高齢化社会の中で考えること2023
1.増える高齢者の働き手
今年の敬老の日を前に総務省が17日に発表した統計によれば、2022年の65歳以上の就業者数は21年より3万人増えて912万人でした。1968年以降で過去最多を更新しており、少子高齢化で生産年齢人口が減り、高齢者の働き手が人手不足を補っています。
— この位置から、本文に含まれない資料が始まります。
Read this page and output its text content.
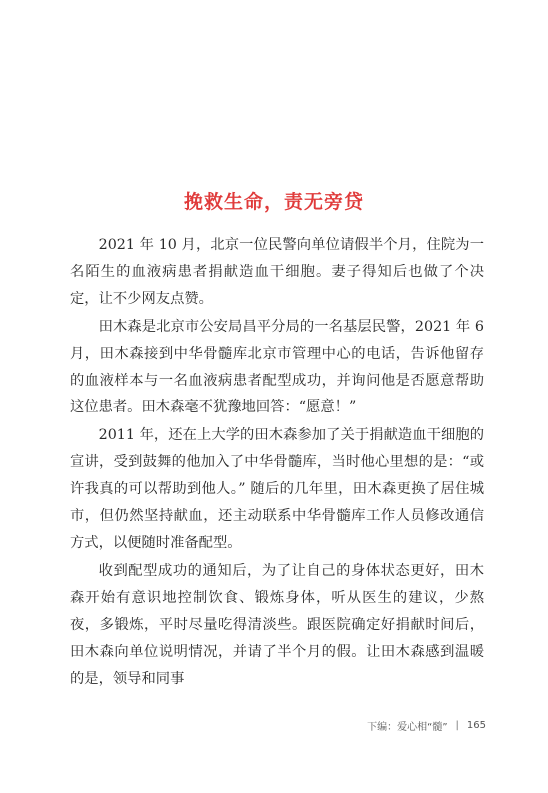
挽救生命，责无旁贷

2021 年 10 月，北京一位民警向单位请假半个月，住院为一名陌生的血液病患者捐献造血干细胞。妻子得知后也做了个决定，让不少网友点赞。

田木森是北京市公安局昌平分局的一名基层民警，2021 年 6 月，田木森接到中华骨髓库北京市管理中心的电话，告诉他留存的血液样本与一名血液病患者配型成功，并询问他是否愿意帮助这位患者。田木森毫不犹豫地回答：“愿意！”

2011 年，还在上大学的田木森参加了关于捐献造血干细胞的宣讲，受到鼓舞的他加入了中华骨髓库，当时他心里想的是：“或许我真的可以帮助到他人。” 随后的几年里，田木森更换了居住城市，但仍然坚持献血，还主动联系中华骨髓库工作人员修改通信方式，以便随时准备配型。

收到配型成功的通知后，为了让自己的身体状态更好，田木森开始有意识地控制饮食、锻炼身体，听从医生的建议，少熬夜，多锻炼，平时尽量吃得清淡些。跟医院确定好捐献时间后，田木森向单位说明情况，并请了半个月的假。让田木森感到温暖的是，领导和同事

下编：爱心相“髓” | 165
就業者数に占める働く高齢者の割合は21年比0.1ポイント上昇の13.6%で、過去最高になりました。就業者の7人に1人を高齢者が占めます。65歳以上の就業率は25.2%でした。年齢別では65〜69歳は50.8%、70〜74歳は33.5%と上昇を続けています。
(日経電子版)
2.増える老衰死
老衰死は超高齢化社会を迎えた日本で10年前から急増しています。2014年には、75000人を超え、統計を取り始めて以来過去最高となりました。この背景には、最後まで徹底した治療を行うよりも自然な死を受け入れる、という考え方の広がりがあるとみられています。
2016年に死因5位であった老衰死が、2017年には肺炎を追い抜き4位となり、2018年以降、老衰死が3位、肺炎が5位と入れ替わった背景には、後述するように、誤嚥性肺炎は嚥下機能の障害という老衰によるものだったと理解されるようになったからでしょう。
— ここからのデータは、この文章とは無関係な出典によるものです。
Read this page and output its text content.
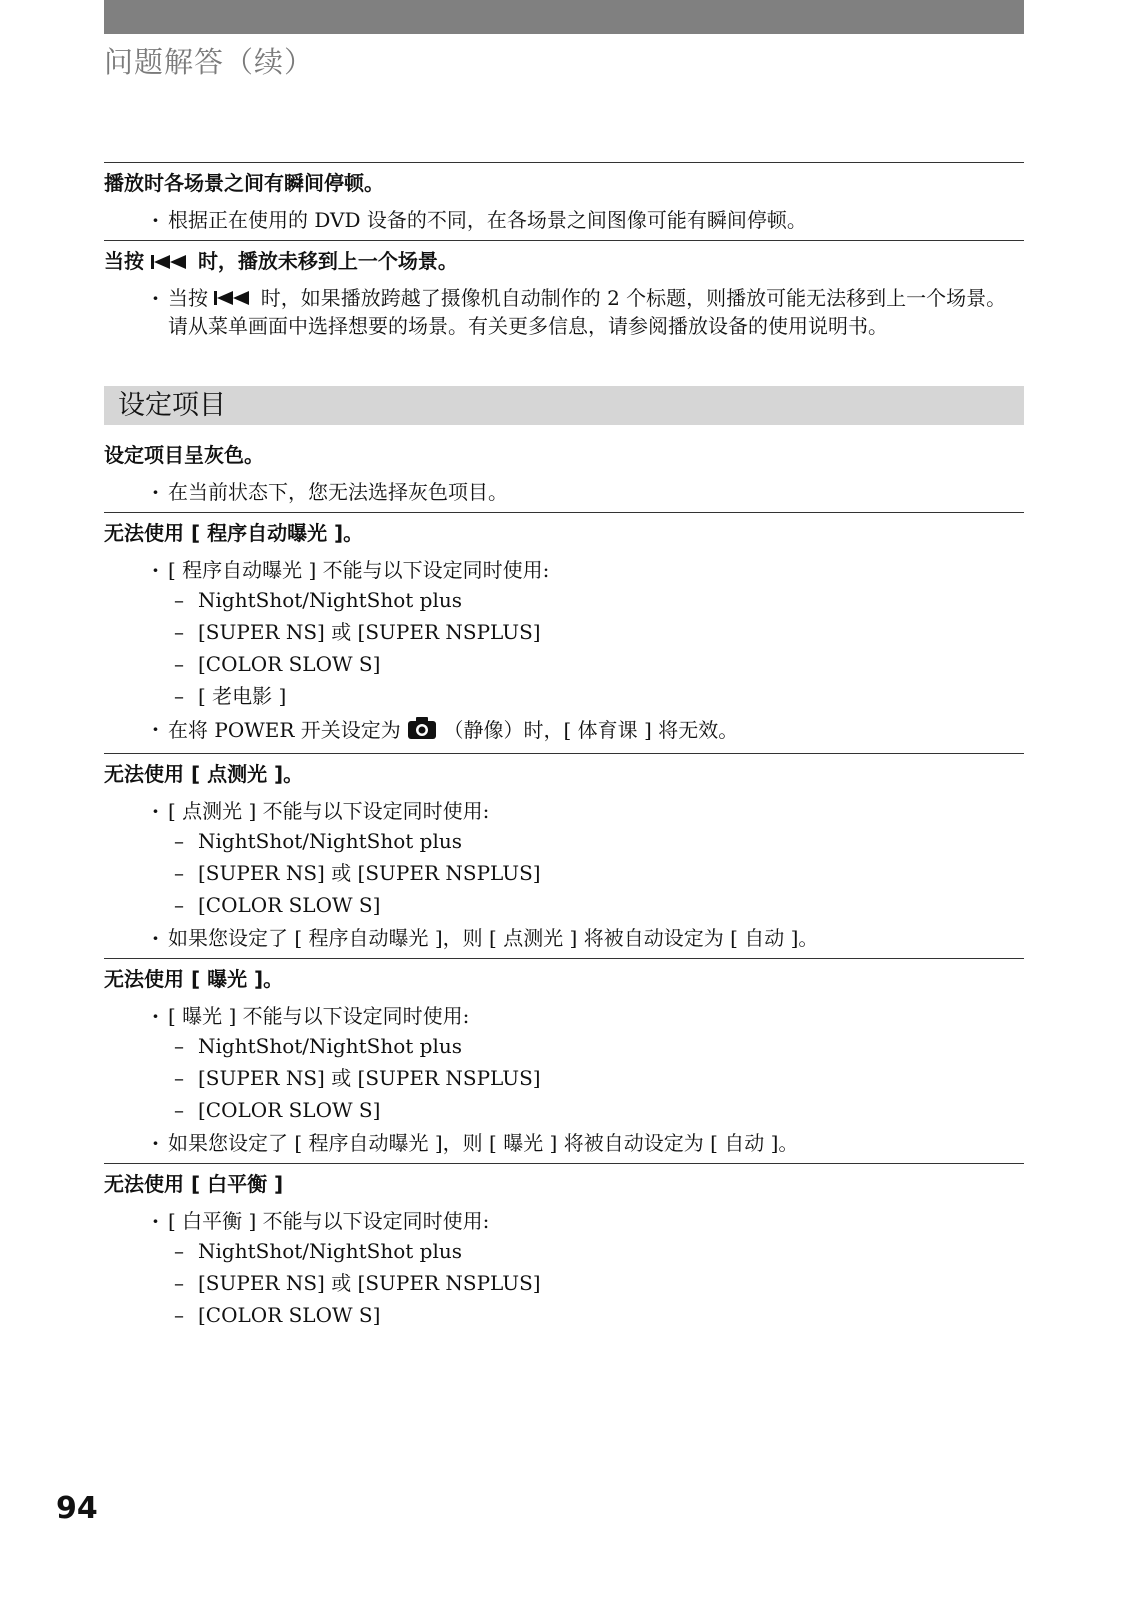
问题解答（续）
播放时各场景之间有瞬间停顿。
· 根据正在使用的 DVD 设备的不同，在各场景之间图像可能有瞬间停顿。
当按	时，播放未移到上一个场景。
· 当按	时，如果播放跨越了摄像机自动制作的 2 个标题，则播放可能无法移到上一个场景。请从菜单画面中选择想要的场景。有关更多信息，请参阅播放设备的使用说明书。
设定项目
设定项目呈灰色。
· 在当前状态下，您无法选择灰色项目。
无法使用 [ 程序自动曝光 ]。
· [ 程序自动曝光 ] 不能与以下设定同时使用:
– NightShot/NightShot plus
– [SUPER NS] 或 [SUPER NSPLUS]
– [COLOR SLOW S]
– [ 老电影 ]
· 在将 POWER 开关设定为 （静像）时，[ 体育课 ] 将无效。
无法使用 [ 点测光 ]。
· [ 点测光 ] 不能与以下设定同时使用:
– NightShot/NightShot plus
– [SUPER NS] 或 [SUPER NSPLUS]
– [COLOR SLOW S]
· 如果您设定了 [ 程序自动曝光 ]，则 [ 点测光 ] 将被自动设定为 [ 自动 ]。
无法使用 [ 曝光 ]。
· [ 曝光 ] 不能与以下设定同时使用:
– NightShot/NightShot plus
– [SUPER NS] 或 [SUPER NSPLUS]
– [COLOR SLOW S]
· 如果您设定了 [ 程序自动曝光 ]，则 [ 曝光 ] 将被自动设定为 [ 自动 ]。
无法使用 [ 白平衡 ]
· [ 白平衡 ] 不能与以下设定同时使用:
– NightShot/NightShot plus
– [SUPER NS] 或 [SUPER NSPLUS]
– [COLOR SLOW S]
94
「終末期医療・看護(ターミナルケア)」では点滴や酸素吸入などの医療的ケアが中心となりますが、「看取り介護」は食事や排泄の介助、そして褥瘡の防止など日常生活のケアが中心になります。このように介護施設の看取りでは、病気治療の終末期をケアするのではなく、自然な人生の終末すなわち老衰の末期をケアすることになります。
日本老年医学会5400人の医師を対象としたアンケートが実施され、1700人余りからの回答では、老衰死とする年齢は、80歳以上30%、85歳以上30%、90歳以上32%という回答でした。半数を超える医師が今後も老衰死が増えると答えています(57%)。そして老衰にあたる対象者で、7割近くの医師が、医療の差し控えまたは撤退を経験しています。
3.看取りの開始時期
それは老衰が始まるときでしょう。老衰とは加齢により心身の能力が衰えることです。サルコペニア→フレイルから要介護に至る過程をみていくことで、個々の老衰の進行度を把握できると考えています。
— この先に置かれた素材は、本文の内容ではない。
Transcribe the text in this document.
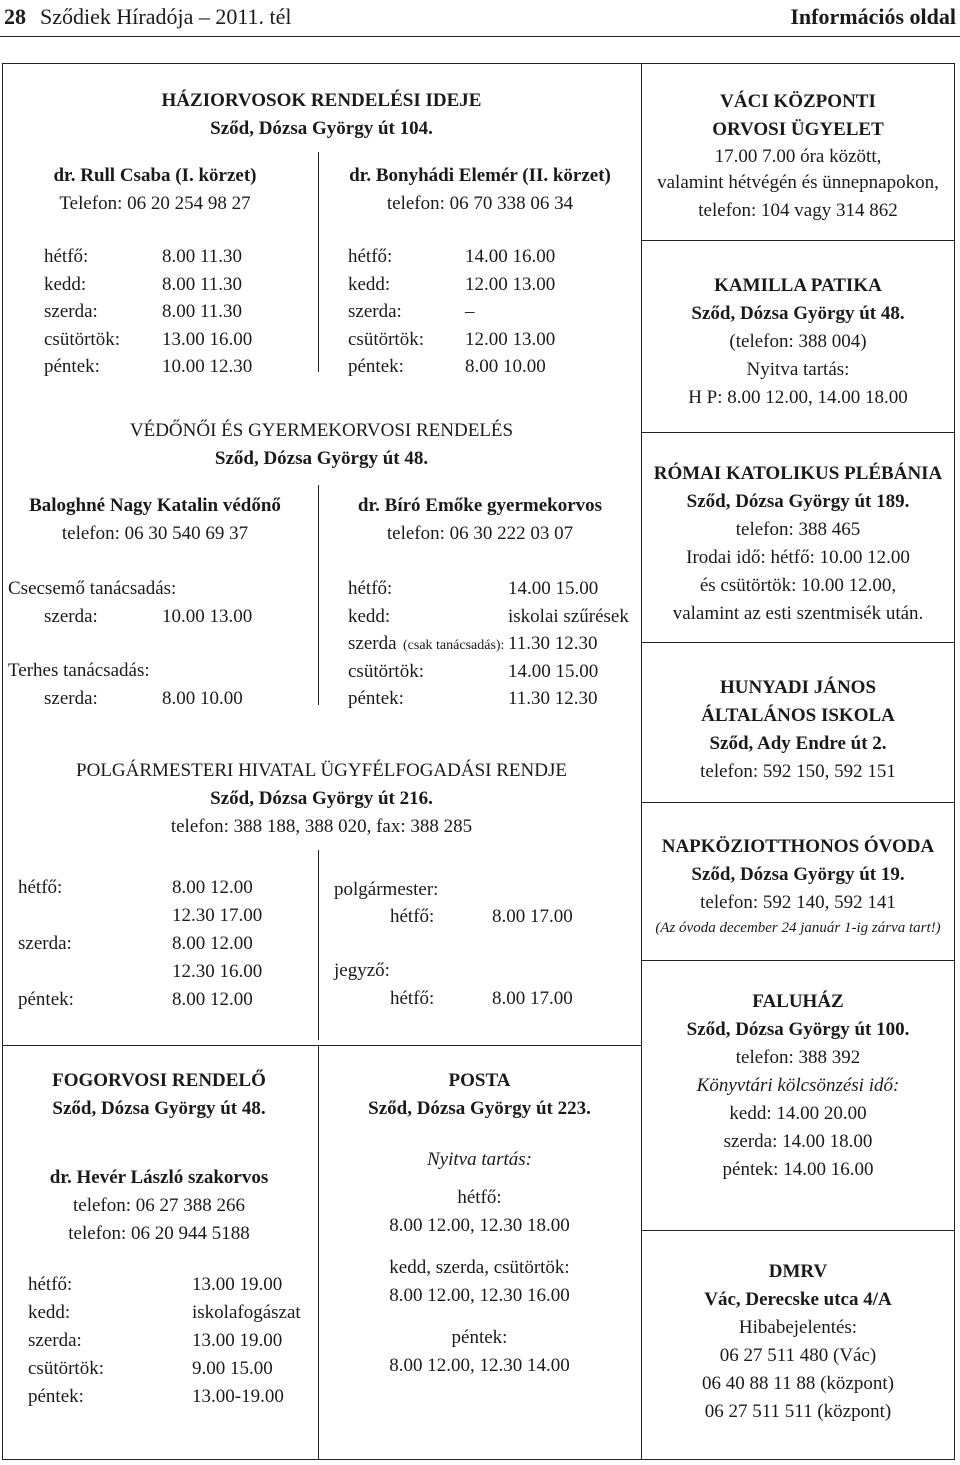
28 Sződiek Híradója – 2011. tél	Információs oldal
HÁZIORVOSOK RENDELÉSI IDEJE
Sződ, Dózsa György út 104.
dr. Rull Csaba (I. körzet)
Telefon: 06 20 254 98 27
dr. Bonyhádi Elemér (II. körzet)
telefon: 06 70 338 06 34
hétfő:	8.00 11.30
kedd:	8.00 11.30
szerda:	8.00 11.30
csütörtök: 13.00 16.00
péntek:	10.00 12.30
hétfő:	14.00 16.00
kedd:	12.00 13.00
szerda:	–
csütörtök: 12.00 13.00
péntek:	8.00 10.00
VÉDŐNŐI ÉS GYERMEKORVOSI RENDELÉS
Sződ, Dózsa György út 48.
Baloghné Nagy Katalin védőnő
telefon: 06 30 540 69 37
Csecsemő tanácsadás:
szerda:	10.00 13.00
Terhes tanácsadás:
szerda:	8.00 10.00
dr. Bíró Emőke gyermekorvos
telefon: 06 30 222 03 07
hétfő:	14.00 15.00
kedd:	iskolai szűrések
szerda (csak tanácsadás): 11.30 12.30
csütörtök:	14.00 15.00
péntek:	11.30 12.30
POLGÁRMESTERI HIVATAL ÜGYFÉLFOGADÁSI RENDJE
Sződ, Dózsa György út 216.
telefon: 388 188, 388 020, fax: 388 285
hétfő:	8.00 12.00
12.30 17.00
szerda:	8.00 12.00
12.30 16.00
péntek:	8.00 12.00
polgármester:
hétfő:	8.00 17.00
jegyző:
hétfő:	8.00 17.00
FOGORVOSI RENDELŐ
Sződ, Dózsa György út 48.
dr. Hevér László szakorvos
telefon: 06 27 388 266
telefon: 06 20 944 5188
hétfő:	13.00 19.00
kedd:	iskolafogászat
szerda:	13.00 19.00
csütörtök:	9.00 15.00
péntek:	13.00-19.00
POSTA
Sződ, Dózsa György út 223.
Nyitva tartás:
hétfő:
8.00 12.00, 12.30 18.00
kedd, szerda, csütörtök:
8.00 12.00, 12.30 16.00
péntek:
8.00 12.00, 12.30 14.00
VÁCI KÖZPONTI
ORVOSI ÜGYELET
17.00 7.00 óra között,
valamint hétvégén és ünnepnapokon,
telefon: 104 vagy 314 862
KAMILLA PATIKA
Sződ, Dózsa György út 48.
(telefon: 388 004)
Nyitva tartás:
H P: 8.00 12.00, 14.00 18.00
RÓMAI KATOLIKUS PLÉBÁNIA
Sződ, Dózsa György út 189.
telefon: 388 465
Irodai idő: hétfő: 10.00 12.00
és csütörtök: 10.00 12.00,
valamint az esti szentmisék után.
HUNYADI JÁNOS
ÁLTALÁNOS ISKOLA
Sződ, Ady Endre út 2.
telefon: 592 150, 592 151
NAPKÖZIOTTHONOS ÓVODA
Sződ, Dózsa György út 19.
telefon: 592 140, 592 141
(Az óvoda december 24 január 1-ig zárva tart!)
FALUHÁZ
Sződ, Dózsa György út 100.
telefon: 388 392
Könyvtári kölcsönzési idő:
kedd: 14.00 20.00
szerda: 14.00 18.00
péntek: 14.00 16.00
DMRV
Vác, Derecske utca 4/A
Hibabejelentés:
06 27 511 480 (Vác)
06 40 88 11 88 (központ)
06 27 511 511 (központ)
老衰といっても、生活習慣などにより臓器ごとに進行度合いや速さにちがいがあるようです。つぎに示すような症状や病気(病態)があらわれ、患者の活動性は低下していきます。
臓器別にあらわれるサイン
脳の老化 → 認知機能障害、認知症、傾眠(体内時計の故障)
口・喉(咀嚼・嚥下)の老化→誤嚥、誤嚥性肺炎、嚥下障害
消化管(消化吸収)の老化→嘔吐、便秘・下痢、体重減少
筋力の老化→歩行障害(車椅子使用)や転倒
骨の老化→骨折
皮膚の老化→褥瘡、皮疹、皮膚乾燥
血液細胞の老化→貧血、感染症(免疫力低下)、出血傾向
われわれは多くの高齢者の診療を経験しているうちに、これらの中でも特に嚥下障害が出現し食べることができなくなる状態が続くときは、もう看取りの時期ではないかと考えるようになりました。動物社会でいえば、獲物をとってきて、それを口から食べることができなければ、それは死につながります。人間社会では、特に社会福祉制度や医療・介護体制が確立している国では、周りの手により食べ物を口の中にまで運んでもらうことができます。しかし、それからの咀嚼と嚥下は自分の力が必要です。咀嚼や嚥下に必要な神経・筋肉を使わないことで、その機能はさらに衰えていきます。結果として、唾液などの口腔内分泌物や胃から逆流した経管栄養食の誤嚥がおこってしまいます。
4.100歳の人の秘密
ニューヨークタイムス紙の2010年の特集記事で、コラムニストで作家のジェーン・ブロディが「3つのR」について書いています。
決意(Resolution)
豊かな資源(Resourcefulness)
復元力(Resilience)である。
すなわち秘密とは、暮らし方にあるのです。基礎的なことを自分でできればよいのです。
タバコは吸うな
体重と血圧をコントロールしろ
砂糖を控え、野菜を多くとれ
定期的に運動しろ
睡眠を十分にとれ。
これらのことを実践することは、命が延びるにしろ延びないにしろ、意味があるのです。
いくつになっても、わたしたちは健康を改善できるのです。